On Tuesday, Ark saw another buying opportunity as Coinbase stock took a hit after the SEC expanded its crackdown on cryptocurrencies.
The SEC filed a lawsuit alleging that Coinbase violated securities laws by operating its crypto-asset trading platform as an unregistered securities exchange, broker, and clearing house and by allowing the offering and sale of its crypto-asset staking-as- a service did not register program.
Coinbase took to Twitter to defend itself against the SEC allegations.

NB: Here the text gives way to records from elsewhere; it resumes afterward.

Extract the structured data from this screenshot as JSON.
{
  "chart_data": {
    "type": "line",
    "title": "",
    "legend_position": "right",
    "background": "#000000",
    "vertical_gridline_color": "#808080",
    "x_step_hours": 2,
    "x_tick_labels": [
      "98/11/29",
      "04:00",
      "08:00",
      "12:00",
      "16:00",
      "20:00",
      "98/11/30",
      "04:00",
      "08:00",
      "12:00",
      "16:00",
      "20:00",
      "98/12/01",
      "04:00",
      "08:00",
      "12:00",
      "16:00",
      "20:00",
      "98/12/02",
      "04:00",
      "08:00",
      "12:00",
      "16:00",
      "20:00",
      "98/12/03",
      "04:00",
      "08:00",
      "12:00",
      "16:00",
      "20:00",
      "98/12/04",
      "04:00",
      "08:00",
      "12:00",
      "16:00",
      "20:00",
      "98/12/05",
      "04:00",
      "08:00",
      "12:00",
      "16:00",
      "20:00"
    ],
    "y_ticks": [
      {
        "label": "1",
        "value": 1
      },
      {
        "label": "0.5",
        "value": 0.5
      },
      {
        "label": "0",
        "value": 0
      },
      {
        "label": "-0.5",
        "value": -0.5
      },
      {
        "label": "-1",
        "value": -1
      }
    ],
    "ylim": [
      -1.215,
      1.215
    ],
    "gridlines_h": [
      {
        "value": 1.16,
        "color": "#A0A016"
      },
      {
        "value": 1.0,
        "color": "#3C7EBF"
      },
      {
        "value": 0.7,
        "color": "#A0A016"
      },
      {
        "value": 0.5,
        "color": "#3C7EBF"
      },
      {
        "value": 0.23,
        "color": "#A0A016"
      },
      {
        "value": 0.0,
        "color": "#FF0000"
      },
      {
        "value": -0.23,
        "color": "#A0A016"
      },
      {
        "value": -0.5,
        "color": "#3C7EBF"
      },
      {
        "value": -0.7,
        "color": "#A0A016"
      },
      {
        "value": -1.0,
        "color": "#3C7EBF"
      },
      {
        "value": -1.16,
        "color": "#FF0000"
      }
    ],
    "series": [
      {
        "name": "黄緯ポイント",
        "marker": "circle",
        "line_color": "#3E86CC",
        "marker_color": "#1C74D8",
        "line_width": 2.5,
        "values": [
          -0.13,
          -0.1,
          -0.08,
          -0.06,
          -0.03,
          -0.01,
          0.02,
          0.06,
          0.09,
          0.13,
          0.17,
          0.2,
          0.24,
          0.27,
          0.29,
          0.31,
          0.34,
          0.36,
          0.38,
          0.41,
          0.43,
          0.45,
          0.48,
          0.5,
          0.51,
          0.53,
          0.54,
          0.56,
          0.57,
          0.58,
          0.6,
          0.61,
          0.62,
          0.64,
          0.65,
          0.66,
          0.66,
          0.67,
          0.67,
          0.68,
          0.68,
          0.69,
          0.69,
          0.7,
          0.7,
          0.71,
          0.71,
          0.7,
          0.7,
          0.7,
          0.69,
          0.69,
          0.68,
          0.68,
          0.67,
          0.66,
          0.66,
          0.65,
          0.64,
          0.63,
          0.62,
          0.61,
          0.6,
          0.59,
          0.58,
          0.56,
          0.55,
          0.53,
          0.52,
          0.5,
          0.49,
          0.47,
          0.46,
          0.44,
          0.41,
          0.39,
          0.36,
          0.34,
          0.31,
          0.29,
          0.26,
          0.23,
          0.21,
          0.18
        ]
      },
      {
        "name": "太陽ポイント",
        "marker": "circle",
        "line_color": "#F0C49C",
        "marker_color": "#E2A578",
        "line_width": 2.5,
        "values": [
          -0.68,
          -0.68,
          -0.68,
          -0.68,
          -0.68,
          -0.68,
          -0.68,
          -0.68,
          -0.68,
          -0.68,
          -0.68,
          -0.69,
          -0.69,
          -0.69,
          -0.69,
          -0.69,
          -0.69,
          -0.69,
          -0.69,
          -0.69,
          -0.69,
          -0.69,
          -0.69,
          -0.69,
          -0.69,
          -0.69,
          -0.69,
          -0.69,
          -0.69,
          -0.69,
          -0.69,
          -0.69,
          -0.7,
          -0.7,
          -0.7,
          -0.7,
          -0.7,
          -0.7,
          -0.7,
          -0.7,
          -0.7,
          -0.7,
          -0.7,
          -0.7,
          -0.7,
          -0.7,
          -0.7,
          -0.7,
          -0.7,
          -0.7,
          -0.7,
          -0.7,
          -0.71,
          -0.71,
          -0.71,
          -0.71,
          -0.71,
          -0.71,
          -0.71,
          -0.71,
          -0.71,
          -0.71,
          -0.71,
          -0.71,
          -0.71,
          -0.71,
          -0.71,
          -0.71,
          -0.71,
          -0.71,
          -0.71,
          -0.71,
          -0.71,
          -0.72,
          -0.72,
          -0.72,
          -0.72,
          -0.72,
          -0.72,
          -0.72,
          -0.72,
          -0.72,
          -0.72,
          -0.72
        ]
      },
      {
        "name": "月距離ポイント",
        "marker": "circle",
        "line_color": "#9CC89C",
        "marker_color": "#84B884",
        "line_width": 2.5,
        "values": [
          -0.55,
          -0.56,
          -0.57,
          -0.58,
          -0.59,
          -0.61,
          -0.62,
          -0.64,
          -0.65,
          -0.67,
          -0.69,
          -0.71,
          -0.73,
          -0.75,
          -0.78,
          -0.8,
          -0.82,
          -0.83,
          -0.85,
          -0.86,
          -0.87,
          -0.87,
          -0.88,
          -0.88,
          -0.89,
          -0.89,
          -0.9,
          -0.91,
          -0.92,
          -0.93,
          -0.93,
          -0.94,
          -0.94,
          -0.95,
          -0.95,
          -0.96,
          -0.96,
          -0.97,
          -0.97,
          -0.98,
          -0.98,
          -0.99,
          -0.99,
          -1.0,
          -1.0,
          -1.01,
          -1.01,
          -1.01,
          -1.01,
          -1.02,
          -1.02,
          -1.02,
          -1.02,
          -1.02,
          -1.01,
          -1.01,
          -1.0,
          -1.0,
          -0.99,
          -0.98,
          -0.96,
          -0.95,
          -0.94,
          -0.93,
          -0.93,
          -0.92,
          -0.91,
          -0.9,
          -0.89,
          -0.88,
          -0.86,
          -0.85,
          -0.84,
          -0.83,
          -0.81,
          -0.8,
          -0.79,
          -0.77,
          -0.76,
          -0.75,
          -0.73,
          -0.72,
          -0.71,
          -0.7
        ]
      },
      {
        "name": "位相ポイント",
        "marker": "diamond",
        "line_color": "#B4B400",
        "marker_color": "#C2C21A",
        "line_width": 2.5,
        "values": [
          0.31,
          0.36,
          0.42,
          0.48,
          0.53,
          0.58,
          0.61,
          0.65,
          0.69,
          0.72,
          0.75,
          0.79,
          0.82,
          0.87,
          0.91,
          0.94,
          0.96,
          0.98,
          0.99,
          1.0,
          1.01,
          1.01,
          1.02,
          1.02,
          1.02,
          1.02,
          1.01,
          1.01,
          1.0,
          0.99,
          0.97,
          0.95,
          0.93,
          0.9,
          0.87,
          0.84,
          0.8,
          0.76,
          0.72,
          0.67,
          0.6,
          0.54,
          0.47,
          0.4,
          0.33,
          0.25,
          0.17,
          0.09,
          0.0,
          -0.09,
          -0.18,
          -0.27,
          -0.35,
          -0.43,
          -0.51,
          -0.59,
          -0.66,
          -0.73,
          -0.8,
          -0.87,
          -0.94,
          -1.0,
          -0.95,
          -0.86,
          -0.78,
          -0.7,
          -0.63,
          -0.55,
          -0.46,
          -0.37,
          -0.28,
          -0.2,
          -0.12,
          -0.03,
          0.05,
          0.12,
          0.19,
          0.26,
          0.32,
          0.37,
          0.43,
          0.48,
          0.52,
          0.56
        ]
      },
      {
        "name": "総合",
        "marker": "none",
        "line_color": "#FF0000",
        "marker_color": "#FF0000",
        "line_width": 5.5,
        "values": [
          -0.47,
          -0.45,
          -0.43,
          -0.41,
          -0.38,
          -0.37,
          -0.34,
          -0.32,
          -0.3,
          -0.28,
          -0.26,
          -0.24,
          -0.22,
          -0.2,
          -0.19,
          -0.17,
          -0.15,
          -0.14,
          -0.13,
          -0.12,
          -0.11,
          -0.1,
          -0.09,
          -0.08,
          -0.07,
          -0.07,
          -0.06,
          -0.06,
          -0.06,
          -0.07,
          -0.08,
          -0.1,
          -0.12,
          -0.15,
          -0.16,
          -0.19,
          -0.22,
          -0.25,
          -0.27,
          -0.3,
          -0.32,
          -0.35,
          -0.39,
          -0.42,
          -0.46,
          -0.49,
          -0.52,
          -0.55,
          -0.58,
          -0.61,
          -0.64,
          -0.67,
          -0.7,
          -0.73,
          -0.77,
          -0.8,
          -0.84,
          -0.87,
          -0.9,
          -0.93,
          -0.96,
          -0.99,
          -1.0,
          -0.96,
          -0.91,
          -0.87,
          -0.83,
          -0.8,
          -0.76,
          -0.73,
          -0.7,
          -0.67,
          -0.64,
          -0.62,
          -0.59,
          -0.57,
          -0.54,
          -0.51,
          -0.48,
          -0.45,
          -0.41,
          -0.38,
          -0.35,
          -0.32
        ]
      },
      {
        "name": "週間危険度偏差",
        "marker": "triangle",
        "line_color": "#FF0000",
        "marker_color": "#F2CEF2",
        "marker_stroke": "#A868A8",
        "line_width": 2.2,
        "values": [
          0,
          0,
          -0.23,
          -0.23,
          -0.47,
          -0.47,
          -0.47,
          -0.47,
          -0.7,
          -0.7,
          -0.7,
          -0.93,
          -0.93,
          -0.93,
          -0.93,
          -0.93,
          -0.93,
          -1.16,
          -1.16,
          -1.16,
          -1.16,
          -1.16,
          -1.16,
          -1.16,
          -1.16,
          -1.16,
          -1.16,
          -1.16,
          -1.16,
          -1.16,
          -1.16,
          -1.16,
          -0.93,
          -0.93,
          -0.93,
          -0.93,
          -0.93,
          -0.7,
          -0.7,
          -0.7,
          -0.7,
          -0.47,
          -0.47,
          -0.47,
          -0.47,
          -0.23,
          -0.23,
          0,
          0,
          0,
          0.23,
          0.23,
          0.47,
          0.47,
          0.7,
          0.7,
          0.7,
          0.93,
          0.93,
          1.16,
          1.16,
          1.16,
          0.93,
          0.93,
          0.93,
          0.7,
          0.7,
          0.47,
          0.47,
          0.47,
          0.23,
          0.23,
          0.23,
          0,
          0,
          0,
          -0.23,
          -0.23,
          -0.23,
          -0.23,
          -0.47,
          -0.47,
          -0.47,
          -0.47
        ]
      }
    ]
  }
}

Co-founder and CEO Brian Armstrong made several points in response to the lawsuit: tweet: “The SEC and CFTC have made conflicting statements and don't even agree on what is a security and what is a commodity.”
Mark Palmer, senior equity research analyst at Berenberg Capital Markets, told Yahoo Finance (video above) that the crackdown on Coinbase shouldn't have come as a surprise and that “the upshot here is that the trawl manhunt the SEC launched into cryptocurrencies has undertaken.” continues.”
SEC is coming for crypto
Coinbase isn't the only major player caught in the crosshairs of federal regulators; The SEC's lawsuit marks the second time in as many days that the agency has taken legal action against crypto companies.
On Monday, Coinbase's rival Binance was the target. The SEC filed a complaint alleging, among other things, that Binance operated illegal platforms to offer and sell crypto-asset securities to US investors. The SEC pursued its lawsuit against Binance Tuesday night, seeking a court order to freeze and repatriate the assets of two of its entities.
Regulators have made good on their threat to crack down on cryptocurrencies, especially after FTX collapsed in November 2022. At its core, cryptocurrency players argue that tokens are not securities, while the SEC disagrees.
“The only thing that was a little twist [in the Coinbase lawsuit] is the fact that the SEC has specifically focused on 13 tokens that it has identified as securities that Coinbase trades,” Palmer said. “There are big names – Solana, Cardano, Polygon, plus 10 others that are lesser known.”
While the enforcement actions aren't “ideal,” according to Lisa Ellis, a partner at Moffett Nathanson, they're a “necessary” step toward crypto adoption.
“We've needed regulatory clarity in the United States for many years,” Ellis told Yahoo Finance Live. “And the SEC has kind of held the industry hostage for the last year and a half by enforcing those enforcement actions to a certain extent, but not having a constructive dialogue about which issues really worry them and which don't.” This is sort of narrowed down and in terms of setting the right rules.”